A CAR ACCIDENT IN BRITISH COLUMBIA ON HALLOWEEN CAN BE SCARY
Oct. 31, 2017
“Trick or treat?” Children exuberantly ask this question as they appear at doorways all over North America on the last night of October. Ages ago, when the tradition began, the question harboured a veiled menace: if you don’t give me a treat, I will play a trick on you! In today’s British Columbia neighbourhoods, treats are automatically offered, piled high near the door. Meanwhile, the hidden menace remains, embodied in the potential of a child victim of a car accident.
There is no dearth of warnings from local authorities about holiday driving and how much more care must be taken and how the increased traffic volume promotes the possibility of a car accident. Because it only lasts one night, Halloween is unique among holiday periods. Importantly, that one night celebrates the imagination of children as they explore the realm of ghosts and goblins and things that go bump in the night. It is left to adults when accompanying often over-excited youngsters along dark streets or driving along those same streets to be vigilant of their safety.

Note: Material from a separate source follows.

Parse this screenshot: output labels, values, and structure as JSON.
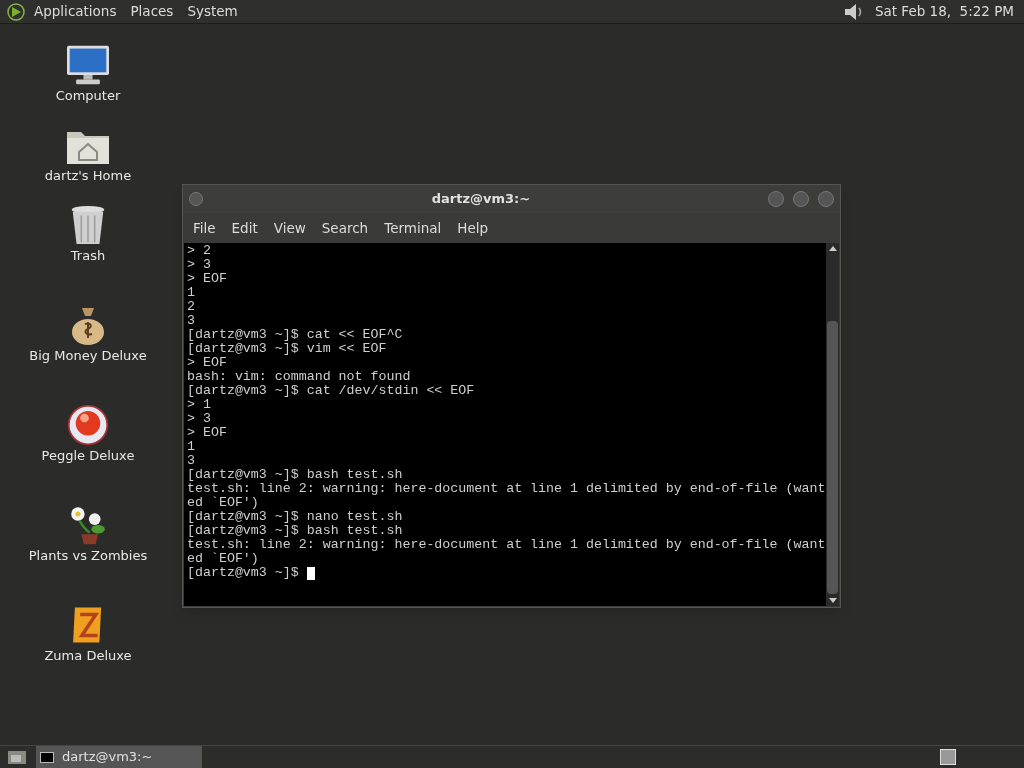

According to the ICBC, traffic incidents increase by 25 per cent on Halloween. It’s a statistic fearsome to ponder when pedestrian traffic on that night is comprised primarily of children. Across British Columbia, 920 traffic crashes on Halloween amount to 330 persons being injured — in one night. Now that’s a frightening thought.
If a child is injured in a car accident on Halloween, British Columbia law does not regard adult accompaniment as a fail-safe. The court is more likely to consider the degree of care, or lack thereof, shown by a driver who strikes down a trick-or-treating child. While the well-being and lives of everyone, not just children, are precious in the eyes of the courts, an experienced personal injury lawyer might assist in quantifying any damages accruing from such a tragic car accident, and help safeguard Halloween’s reputation in British Columbia as a safe night for children for years to come.